With arm-twisting coworker Byrd riding shotgun, Darcy fires up her old Ford truck, and sets off for Kevin's corporate HQ in New Orleans. This is the kind of movie where despite the psychological urgency of our heroine's quest, she insists on taking backroads so we can savor every last drop of down-homey Southern culture. Pitstops include a visit with Glenn Headly as an over-the-top old pal; needless to say, a shocking revelation or two must be shared between Darcy and Byrd before they reach the Big Easy.

Much of this feels plain hokey, unhealed by rather theatrical dialog and a couple certified Big Speeches.

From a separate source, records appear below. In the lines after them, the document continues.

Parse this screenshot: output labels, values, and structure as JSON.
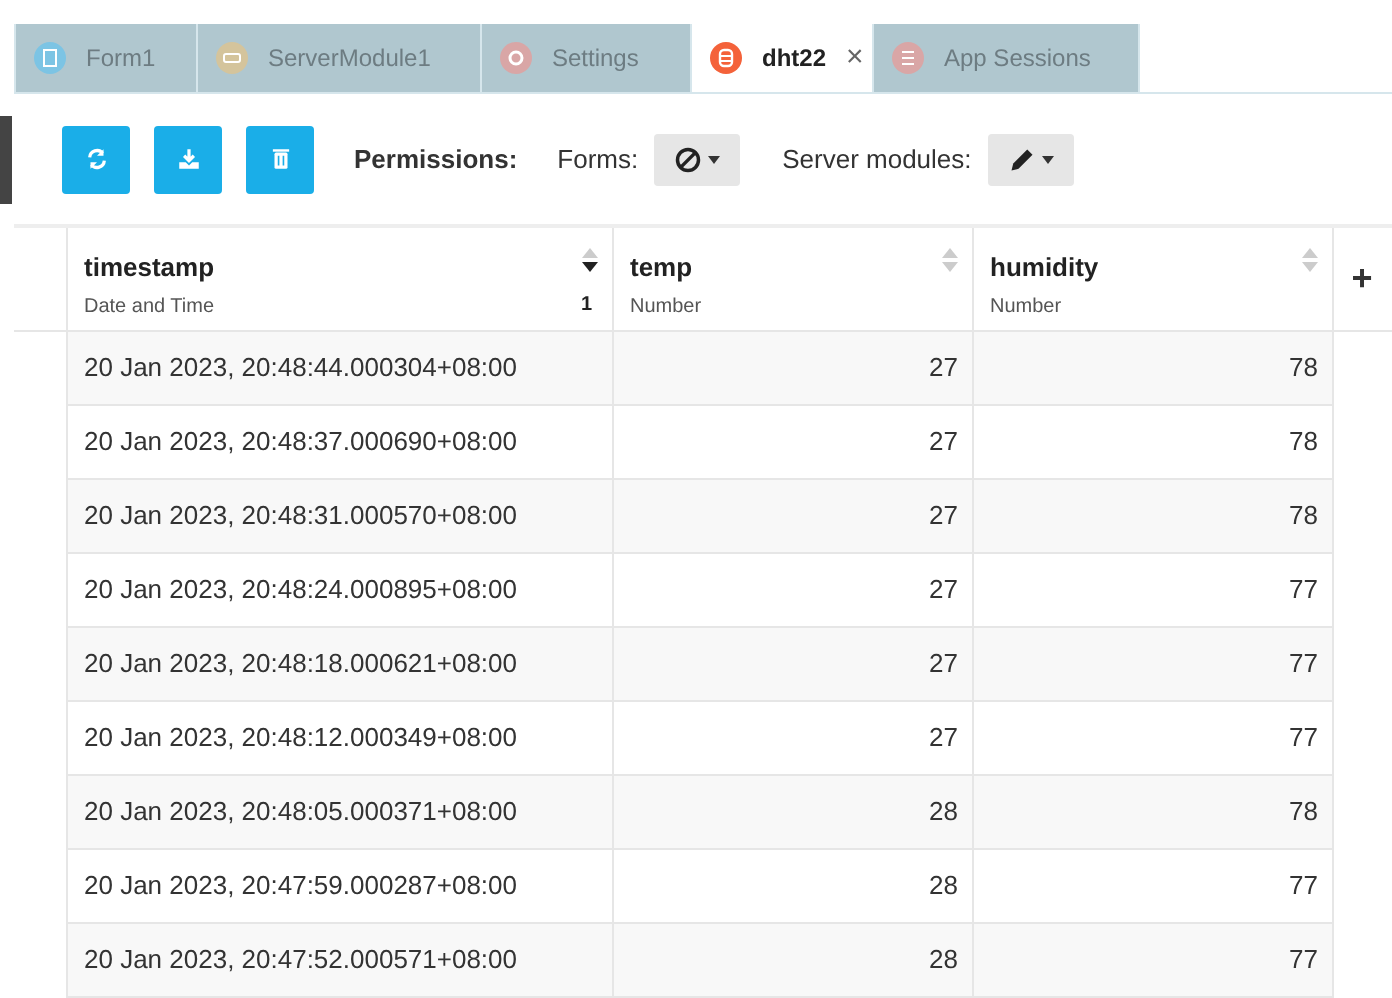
{
  "tabs": [
    {
      "label": "Form1",
      "kind": "form",
      "selected": false
    },
    {
      "label": "ServerModule1",
      "kind": "server",
      "selected": false
    },
    {
      "label": "Settings",
      "kind": "settings",
      "selected": false
    },
    {
      "label": "dht22",
      "kind": "table",
      "selected": true,
      "close": "×"
    },
    {
      "label": "App Sessions",
      "kind": "sessions",
      "selected": false
    }
  ],
  "toolbar": {
    "buttons": [
      {
        "kind": "refresh"
      },
      {
        "kind": "download"
      },
      {
        "kind": "delete"
      }
    ],
    "permissions_label": "Permissions:",
    "forms_label": "Forms:",
    "forms_dropdown": {
      "kind": "none"
    },
    "server_label": "Server modules:",
    "server_dropdown": {
      "kind": "edit"
    }
  },
  "table": {
    "columns": [
      {
        "name": "timestamp",
        "type": "Date and Time",
        "sorted": true,
        "descending": true,
        "sort_order": "1"
      },
      {
        "name": "temp",
        "type": "Number",
        "sorted": false
      },
      {
        "name": "humidity",
        "type": "Number",
        "sorted": false
      }
    ],
    "add_column": "+",
    "rows": [
      [
        "20 Jan 2023, 20:48:44.000304+08:00",
        "27",
        "78"
      ],
      [
        "20 Jan 2023, 20:48:37.000690+08:00",
        "27",
        "78"
      ],
      [
        "20 Jan 2023, 20:48:31.000570+08:00",
        "27",
        "78"
      ],
      [
        "20 Jan 2023, 20:48:24.000895+08:00",
        "27",
        "77"
      ],
      [
        "20 Jan 2023, 20:48:18.000621+08:00",
        "27",
        "77"
      ],
      [
        "20 Jan 2023, 20:48:12.000349+08:00",
        "27",
        "77"
      ],
      [
        "20 Jan 2023, 20:48:05.000371+08:00",
        "28",
        "78"
      ],
      [
        "20 Jan 2023, 20:47:59.000287+08:00",
        "28",
        "77"
      ],
      [
        "20 Jan 2023, 20:47:52.000571+08:00",
        "28",
        "77"
      ]
    ]
  }
}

Through it all, Darcy is sassy, wounded, indomitable, etc. etc. -- a tailor-made role so tightly fitted it begins to feel like a straitjacket, one that Hunter (who now sports the almost alarmingly sinewy physique of latterday Madonna) thrashes about in as if every emotion might be her last.

She's proven herself a versatile as well as charismatic performer in such unexpected vehicles as "The Piano" (her Oscar winner), where she proved just as expert with silent restraint as rambunctiousness. But this return to the seriocomic Southern comfort food style of the Beth Henley texts that first made her name -- an idiom Massachusetts-born Dieckmann does not inhabit convincingly -- brings out her most obvious, crowdpleasing smiling-through-tears instincts. It's the kind of bravura turn that feels like an acting-class demonstration of "authenticity."

With support parts (including Crumbley's stock yuppie-scum) even more patly conceived, there's not much beyond pretty scenery and forced "grittiness" to distract from the hollow histrionics at the heart of "Strange Weather," whose clumsy signifiers include being set during a long, hot drought. There's no free-at-last rain dance for Darcy, but just about every other "lyrical" cliche appears on cue.